Данфи мгновенно понял, на что намекает старик.

— Но вы обдумывали то, как…

Гомелес кивнул:

— Я только об этом всегда и думал. По крайней мере с тех пор, как был ребенком лет пятидесяти. — Он смерил Джека взглядом с ног до головы и спросил: — Спина-то у вас сильная?

Данфи пожал плечами:

— Думаю, да. А что?

— Просто интересно. — Старик развернул кресло и поманил их за собой. — Я хочу, чтобы вы кое-что увидели. — И, нажав кнопку на подлокотнике кресла, резко рванул на нем вперед.

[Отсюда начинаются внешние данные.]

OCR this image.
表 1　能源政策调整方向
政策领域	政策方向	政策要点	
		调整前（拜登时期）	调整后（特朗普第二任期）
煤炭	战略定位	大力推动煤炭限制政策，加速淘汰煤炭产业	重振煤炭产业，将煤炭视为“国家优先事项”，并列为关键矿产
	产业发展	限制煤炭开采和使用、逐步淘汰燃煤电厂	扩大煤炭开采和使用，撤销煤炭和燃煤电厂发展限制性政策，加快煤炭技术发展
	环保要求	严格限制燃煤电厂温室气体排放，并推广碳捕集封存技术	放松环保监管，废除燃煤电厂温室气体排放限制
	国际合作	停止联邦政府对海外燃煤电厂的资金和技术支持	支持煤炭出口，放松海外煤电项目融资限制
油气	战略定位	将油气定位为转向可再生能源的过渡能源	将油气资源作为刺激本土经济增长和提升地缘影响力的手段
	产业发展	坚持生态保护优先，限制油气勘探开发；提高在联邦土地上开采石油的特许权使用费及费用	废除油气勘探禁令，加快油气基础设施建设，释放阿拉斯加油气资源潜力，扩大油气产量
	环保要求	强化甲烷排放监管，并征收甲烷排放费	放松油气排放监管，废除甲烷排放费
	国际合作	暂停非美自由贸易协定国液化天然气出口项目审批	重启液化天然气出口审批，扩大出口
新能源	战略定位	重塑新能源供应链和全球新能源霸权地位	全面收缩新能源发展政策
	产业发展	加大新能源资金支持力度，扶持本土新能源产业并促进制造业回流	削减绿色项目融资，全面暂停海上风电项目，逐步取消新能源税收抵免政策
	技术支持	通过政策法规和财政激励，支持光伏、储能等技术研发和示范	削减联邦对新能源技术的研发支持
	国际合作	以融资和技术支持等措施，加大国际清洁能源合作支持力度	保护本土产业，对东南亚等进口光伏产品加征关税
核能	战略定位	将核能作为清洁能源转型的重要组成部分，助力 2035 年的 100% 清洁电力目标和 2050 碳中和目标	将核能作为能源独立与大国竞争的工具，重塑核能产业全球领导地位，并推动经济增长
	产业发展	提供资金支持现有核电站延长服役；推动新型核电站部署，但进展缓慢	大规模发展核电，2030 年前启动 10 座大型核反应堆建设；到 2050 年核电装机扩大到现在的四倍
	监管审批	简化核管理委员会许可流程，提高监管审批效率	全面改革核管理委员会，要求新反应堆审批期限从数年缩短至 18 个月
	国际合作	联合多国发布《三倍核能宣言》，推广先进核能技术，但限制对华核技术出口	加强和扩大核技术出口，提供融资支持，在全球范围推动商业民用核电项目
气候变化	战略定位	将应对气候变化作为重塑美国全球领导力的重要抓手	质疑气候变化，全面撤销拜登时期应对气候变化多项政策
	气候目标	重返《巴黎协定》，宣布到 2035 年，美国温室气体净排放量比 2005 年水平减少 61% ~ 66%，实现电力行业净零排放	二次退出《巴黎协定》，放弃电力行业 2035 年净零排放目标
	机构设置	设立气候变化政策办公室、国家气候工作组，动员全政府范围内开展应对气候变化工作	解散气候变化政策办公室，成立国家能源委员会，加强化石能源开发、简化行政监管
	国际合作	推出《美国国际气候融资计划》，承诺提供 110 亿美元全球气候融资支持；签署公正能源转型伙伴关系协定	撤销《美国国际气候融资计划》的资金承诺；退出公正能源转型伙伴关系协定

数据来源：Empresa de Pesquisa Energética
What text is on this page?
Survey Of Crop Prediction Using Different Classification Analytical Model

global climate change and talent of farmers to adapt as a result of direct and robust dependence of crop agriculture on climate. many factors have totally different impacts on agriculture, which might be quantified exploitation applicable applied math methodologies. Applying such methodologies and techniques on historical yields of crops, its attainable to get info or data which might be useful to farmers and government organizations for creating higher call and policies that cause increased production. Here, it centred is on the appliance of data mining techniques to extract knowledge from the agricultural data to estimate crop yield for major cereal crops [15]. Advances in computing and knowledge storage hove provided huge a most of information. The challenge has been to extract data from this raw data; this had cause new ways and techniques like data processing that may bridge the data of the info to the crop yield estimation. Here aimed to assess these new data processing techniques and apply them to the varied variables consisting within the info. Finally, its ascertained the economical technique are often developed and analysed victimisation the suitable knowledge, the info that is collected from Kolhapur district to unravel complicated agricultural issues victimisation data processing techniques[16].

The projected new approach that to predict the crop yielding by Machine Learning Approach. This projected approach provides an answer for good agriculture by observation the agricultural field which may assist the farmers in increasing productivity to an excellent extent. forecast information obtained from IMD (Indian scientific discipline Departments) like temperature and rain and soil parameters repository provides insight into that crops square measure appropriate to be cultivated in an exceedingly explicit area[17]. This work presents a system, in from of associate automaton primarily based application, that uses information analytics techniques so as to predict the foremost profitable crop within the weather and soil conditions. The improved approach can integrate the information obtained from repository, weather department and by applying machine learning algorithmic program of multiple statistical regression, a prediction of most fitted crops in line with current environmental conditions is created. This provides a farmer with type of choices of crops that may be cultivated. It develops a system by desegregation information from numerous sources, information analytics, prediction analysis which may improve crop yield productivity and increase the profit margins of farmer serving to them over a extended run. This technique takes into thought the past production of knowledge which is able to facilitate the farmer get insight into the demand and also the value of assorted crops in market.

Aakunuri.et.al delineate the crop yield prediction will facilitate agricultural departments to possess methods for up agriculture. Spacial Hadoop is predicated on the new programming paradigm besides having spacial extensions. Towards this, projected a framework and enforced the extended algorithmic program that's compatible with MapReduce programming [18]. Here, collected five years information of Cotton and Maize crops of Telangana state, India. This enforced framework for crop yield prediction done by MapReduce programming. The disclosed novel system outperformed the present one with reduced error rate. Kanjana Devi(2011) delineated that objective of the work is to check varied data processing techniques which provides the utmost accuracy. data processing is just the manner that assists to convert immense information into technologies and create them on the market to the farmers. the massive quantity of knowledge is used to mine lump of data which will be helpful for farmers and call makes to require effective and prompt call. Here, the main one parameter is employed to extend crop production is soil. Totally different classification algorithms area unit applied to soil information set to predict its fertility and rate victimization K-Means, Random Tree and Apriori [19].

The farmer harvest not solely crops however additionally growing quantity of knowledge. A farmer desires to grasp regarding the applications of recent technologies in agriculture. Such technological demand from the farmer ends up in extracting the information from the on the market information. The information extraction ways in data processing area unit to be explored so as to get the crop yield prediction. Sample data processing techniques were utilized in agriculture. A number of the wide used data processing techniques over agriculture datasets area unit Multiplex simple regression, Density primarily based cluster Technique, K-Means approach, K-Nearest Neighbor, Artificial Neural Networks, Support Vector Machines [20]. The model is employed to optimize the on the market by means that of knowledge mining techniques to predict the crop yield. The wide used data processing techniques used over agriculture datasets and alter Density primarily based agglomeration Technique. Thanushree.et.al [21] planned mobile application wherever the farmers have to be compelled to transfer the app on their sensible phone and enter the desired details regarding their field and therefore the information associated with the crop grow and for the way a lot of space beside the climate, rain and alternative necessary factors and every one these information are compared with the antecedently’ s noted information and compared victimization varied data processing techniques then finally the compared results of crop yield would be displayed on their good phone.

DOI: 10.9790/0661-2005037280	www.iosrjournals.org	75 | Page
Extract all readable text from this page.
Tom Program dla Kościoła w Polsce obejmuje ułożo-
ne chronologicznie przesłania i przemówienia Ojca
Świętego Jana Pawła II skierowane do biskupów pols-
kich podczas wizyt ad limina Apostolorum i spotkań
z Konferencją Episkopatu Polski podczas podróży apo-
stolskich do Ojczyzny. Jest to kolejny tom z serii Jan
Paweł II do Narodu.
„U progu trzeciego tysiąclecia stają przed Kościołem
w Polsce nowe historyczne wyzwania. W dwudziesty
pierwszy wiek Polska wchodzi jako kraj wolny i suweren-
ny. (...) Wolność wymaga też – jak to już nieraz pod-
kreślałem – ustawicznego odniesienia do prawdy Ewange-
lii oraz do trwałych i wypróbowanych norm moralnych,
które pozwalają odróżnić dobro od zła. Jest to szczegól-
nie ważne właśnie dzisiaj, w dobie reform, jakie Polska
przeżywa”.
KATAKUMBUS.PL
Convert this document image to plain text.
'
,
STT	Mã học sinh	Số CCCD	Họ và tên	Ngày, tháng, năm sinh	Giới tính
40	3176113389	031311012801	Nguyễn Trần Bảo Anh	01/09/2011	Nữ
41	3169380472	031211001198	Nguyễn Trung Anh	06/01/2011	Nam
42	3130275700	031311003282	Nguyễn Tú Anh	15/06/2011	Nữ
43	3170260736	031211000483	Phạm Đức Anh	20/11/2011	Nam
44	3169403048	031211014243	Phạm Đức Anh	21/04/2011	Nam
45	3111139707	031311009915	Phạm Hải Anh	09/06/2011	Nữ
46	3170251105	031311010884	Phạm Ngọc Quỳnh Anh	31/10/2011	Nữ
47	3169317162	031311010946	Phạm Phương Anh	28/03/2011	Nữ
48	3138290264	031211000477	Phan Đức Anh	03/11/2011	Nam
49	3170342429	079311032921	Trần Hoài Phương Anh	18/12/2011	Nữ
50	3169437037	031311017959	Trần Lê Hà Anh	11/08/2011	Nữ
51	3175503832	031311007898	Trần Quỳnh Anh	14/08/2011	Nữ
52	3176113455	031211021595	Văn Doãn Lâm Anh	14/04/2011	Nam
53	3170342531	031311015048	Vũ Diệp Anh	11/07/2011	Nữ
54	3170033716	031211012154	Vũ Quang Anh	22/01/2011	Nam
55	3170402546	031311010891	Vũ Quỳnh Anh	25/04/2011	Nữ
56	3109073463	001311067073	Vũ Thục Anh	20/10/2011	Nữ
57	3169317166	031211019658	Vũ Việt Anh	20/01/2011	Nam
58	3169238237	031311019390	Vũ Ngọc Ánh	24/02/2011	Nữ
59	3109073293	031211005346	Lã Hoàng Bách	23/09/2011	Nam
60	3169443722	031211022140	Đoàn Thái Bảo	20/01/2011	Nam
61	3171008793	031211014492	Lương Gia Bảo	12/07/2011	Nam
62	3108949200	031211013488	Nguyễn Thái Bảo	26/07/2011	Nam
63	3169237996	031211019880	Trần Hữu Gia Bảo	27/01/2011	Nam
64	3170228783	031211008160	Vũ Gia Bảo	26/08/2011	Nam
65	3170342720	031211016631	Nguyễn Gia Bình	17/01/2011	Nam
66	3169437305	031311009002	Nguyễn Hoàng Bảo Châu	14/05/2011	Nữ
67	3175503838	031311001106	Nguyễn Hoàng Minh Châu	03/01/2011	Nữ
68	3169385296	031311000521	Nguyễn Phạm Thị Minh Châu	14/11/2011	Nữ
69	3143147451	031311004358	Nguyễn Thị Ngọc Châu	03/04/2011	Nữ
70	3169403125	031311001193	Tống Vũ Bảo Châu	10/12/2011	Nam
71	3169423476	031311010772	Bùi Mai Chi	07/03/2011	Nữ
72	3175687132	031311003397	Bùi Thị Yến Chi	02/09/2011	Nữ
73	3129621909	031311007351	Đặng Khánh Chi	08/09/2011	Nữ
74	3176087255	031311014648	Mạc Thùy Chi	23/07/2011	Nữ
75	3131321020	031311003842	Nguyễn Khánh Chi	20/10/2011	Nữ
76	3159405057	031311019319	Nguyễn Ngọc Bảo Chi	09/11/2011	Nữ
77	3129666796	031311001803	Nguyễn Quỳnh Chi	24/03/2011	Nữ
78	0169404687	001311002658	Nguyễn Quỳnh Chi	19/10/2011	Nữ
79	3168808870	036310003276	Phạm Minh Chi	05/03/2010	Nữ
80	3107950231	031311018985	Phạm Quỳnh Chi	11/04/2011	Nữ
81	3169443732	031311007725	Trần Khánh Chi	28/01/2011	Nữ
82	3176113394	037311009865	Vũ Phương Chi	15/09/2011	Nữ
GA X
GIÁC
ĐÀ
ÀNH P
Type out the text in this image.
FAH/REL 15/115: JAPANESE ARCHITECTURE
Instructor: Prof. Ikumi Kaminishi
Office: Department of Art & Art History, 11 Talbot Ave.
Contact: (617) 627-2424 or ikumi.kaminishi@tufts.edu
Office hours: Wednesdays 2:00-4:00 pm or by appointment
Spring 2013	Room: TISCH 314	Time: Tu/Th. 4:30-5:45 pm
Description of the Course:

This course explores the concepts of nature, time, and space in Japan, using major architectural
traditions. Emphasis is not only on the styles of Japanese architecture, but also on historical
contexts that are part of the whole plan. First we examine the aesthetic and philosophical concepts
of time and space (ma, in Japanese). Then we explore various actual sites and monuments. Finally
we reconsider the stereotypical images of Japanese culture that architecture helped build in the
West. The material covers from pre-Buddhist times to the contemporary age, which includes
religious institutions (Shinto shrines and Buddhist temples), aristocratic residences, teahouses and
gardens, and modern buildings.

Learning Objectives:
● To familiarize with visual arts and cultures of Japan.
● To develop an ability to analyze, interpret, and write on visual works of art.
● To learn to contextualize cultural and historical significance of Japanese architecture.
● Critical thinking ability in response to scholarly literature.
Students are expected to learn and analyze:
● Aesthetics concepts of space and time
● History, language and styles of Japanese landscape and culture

Они миновали библиотеку и оказались в большом зале, где их ждал лифт начала XX века. Данфи успел заметить, что дверцы из кованого железа изображают падение Люцифера и его ангелов. Джек придержал дверцы, пропуская вперед Клементину и Гомелеса, а затем вошел сам. Как только Гомелес вставил ключ в панель управления, дверцы с грохотом захлопнулись. Лифт начал медленно опускаться.

Движение вниз длилось очень и очень долго. Наконец они прибыли в самый глубокий подвал виллы. И то, что увидел Данфи, крайне изумило его. Он ожидал найти там винный погреб или подземную темницу, но глазам его предстал сияющий чистотой коридор с ультрасовременными кабинетами. Вокруг были слышны звонки телефонов, щелканье клавиатур, жужжание копировальных устройств. Мужчины и женщины в черных костюмах занимались своей работой и только изредка украдкой бросали взгляды в сторону Гомелеса.

— Создается впечатление, что они боятся на вас смотреть, — заметила Клементина.

Гомелес пожал плечами.

— Они считают меня богом, — ответил он. — Вы понимаете, что подобное мнение крайне усложняет наши отношения. — Он проехал немного дальше по коридору, остановился и кивнул на стеклянную стену. — Взгляните.

В комнате с неярким приглушенным освещением несколько мужчин в темных костюмах сидели перед строем мерцающих зеленоватым свечением компьютерных мониторов, манипулируя тумблерами на сверкающей алюминиевой панели управления. На стене напротив находилась карта окружающего виллу леса, которую во всех направлениях пересекали фиброволоконные нити.

— Что это за голубые огоньки? — спросила Клементина.

— Дорожки, проложенные через парк, — ответил Гомелес.

— А красные? — спросил Данфи.

— Ими обозначены границы территории поместья. Они постоянно находятся под наблюдением с помощью видеокамер.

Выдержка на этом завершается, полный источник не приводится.